The SimpleRisk 20220122-001 release is a minor first release of the year that includes a few quality of life changes such as increasing the maximum length of file types added for upload.
We also updated the term Desired Frequency to Test Frequency so that it is easier to follow the usage of the field as well as making filters that tried to review Desired Frequency now pull the Test Frequency instead.
The full list of changes made for better usability includes:
- Updating the file content type field max character length so long file type names will no longer be truncated when they are saved.
- Updating the term Desired Frequency to the Test Frequency and all places you would have seen Desired Frequency previously will now pull the “Test Frequency”.
- Added the ability to search the “Owner” and “Owner’s Manager” fields during risk submission and editing the details of a risk.
- Added a default risk grouping entry that is assigned to all the risk categories without a group creating
We also introduced a few security fixes in SimpleRisk which include:
- Added a check SSL certificate option to enforce SSL certificate verification. This option is found in the “Settings” menu in the “Configure” module at the top in the “Security” tab.

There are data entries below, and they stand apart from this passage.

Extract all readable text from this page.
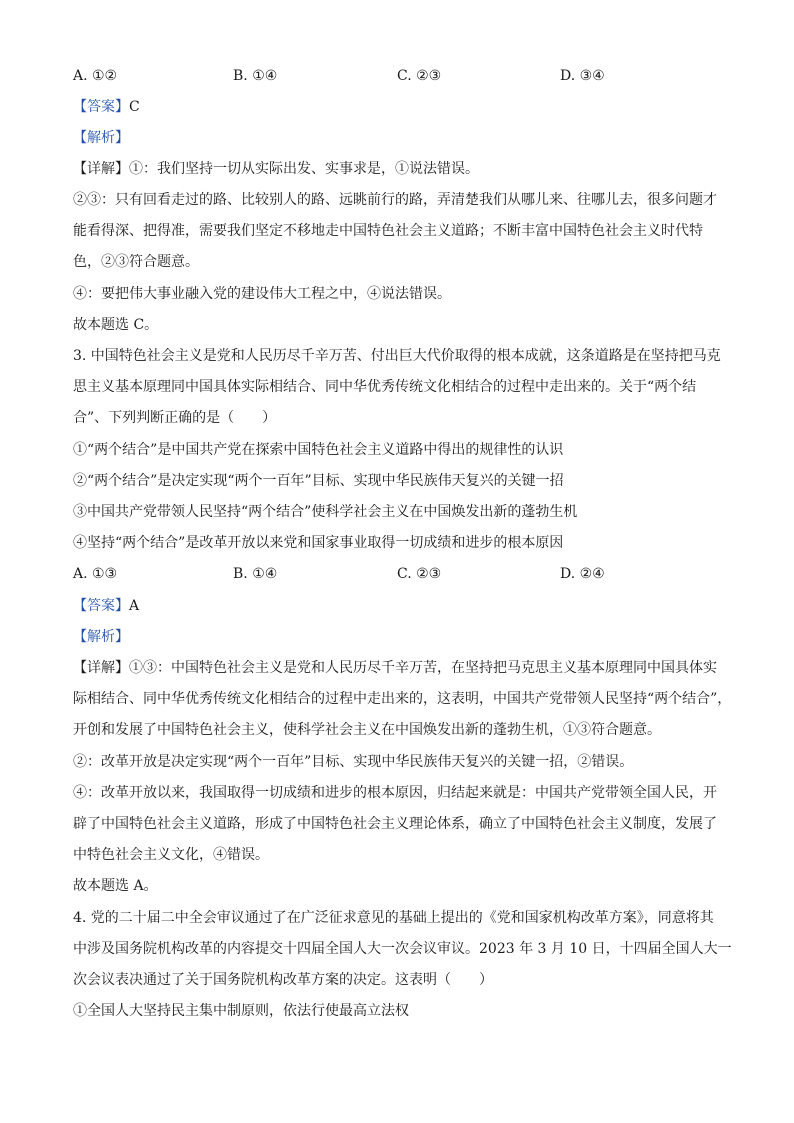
A. ①②	B. ①④	C. ②③	D. ③④
【答案】C
【解析】
【详解】①：我们坚持一切从实际出发、实事求是，①说法错误。
②③：只有回看走过的路、比较别人的路、远眺前行的路，弄清楚我们从哪儿来、往哪儿去，很多问题才
能看得深、把得准，需要我们坚定不移地走中国特色社会主义道路；不断丰富中国特色社会主义时代特
色，②③符合题意。
④：要把伟大事业融入党的建设伟大工程之中，④说法错误。
故本题选 C。
3. 中国特色社会主义是党和人民历尽千辛万苦、付出巨大代价取得的根本成就，这条道路是在坚持把马克
思主义基本原理同中国具体实际相结合、同中华优秀传统文化相结合的过程中走出来的。关于“两个结
合”、下列判断正确的是（　　）
①“两个结合”是中国共产党在探索中国特色社会主义道路中得出的规律性的认识
②“两个结合”是决定实现“两个一百年”目标、实现中华民族伟天复兴的关键一招
③中国共产党带领人民坚持“两个结合”使科学社会主义在中国焕发出新的蓬勃生机
④坚持“两个结合”是改革开放以来党和国家事业取得一切成绩和进步的根本原因
A. ①③	B. ①④	C. ②③	D. ②④
【答案】A
【解析】
【详解】①③：中国特色社会主义是党和人民历尽千辛万苦，在坚持把马克思主义基本原理同中国具体实
际相结合、同中华优秀传统文化相结合的过程中走出来的，这表明，中国共产党带领人民坚持“两个结合”，
开创和发展了中国特色社会主义，使科学社会主义在中国焕发出新的蓬勃生机，①③符合题意。
②：改革开放是决定实现“两个一百年”目标、实现中华民族伟天复兴的关键一招，②错误。
④：改革开放以来，我国取得一切成绩和进步的根本原因，归结起来就是：中国共产党带领全国人民，开
辟了中国特色社会主义道路，形成了中国特色社会主义理论体系，确立了中国特色社会主义制度，发展了
中特色社会主义文化，④错误。
故本题选 A。
4. 党的二十届二中全会审议通过了在广泛征求意见的基础上提出的《党和国家机构改革方案》，同意将其
中涉及国务院机构改革的内容提交十四届全国人大一次会议审议。2023 年 3 月 10 日，十四届全国人大一
次会议表决通过了关于国务院机构改革方案的决定。这表明（　　）
①全国人大坚持民主集中制原则，依法行使最高立法权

- Fixed 2 possible SQL injection vulnerabilities in the Risk Assessment Extra.
This release also includes a few bug fixes and are as follows:
- Added the Threat Grouping field to Add and Remove Values.
- Fixed an issue where users could not upgrade when the table engine converting logic did not perform as expected.
- Fixed a bug where the supporting documentation in risk details was not displayed as intended.
The SimpleRisk Extras are the paid for functionality that extend the features of the SimpleRisk Core. This release was mostly focused on bug fixes but one noticeable change is the Risk Assessment Extra questionnaires display has been updated to be easier to follow which answer is selected.
The full list of updates to Extras are as follows:
Risk Assessment Extra
- Updated the design of the answers displayed on completed questionnaires, results, shared results and the compare results pages
Vulnerability Management Extra
- Fixed an issue where the cron would not run as intended due to looking for a session cookie that did not exist.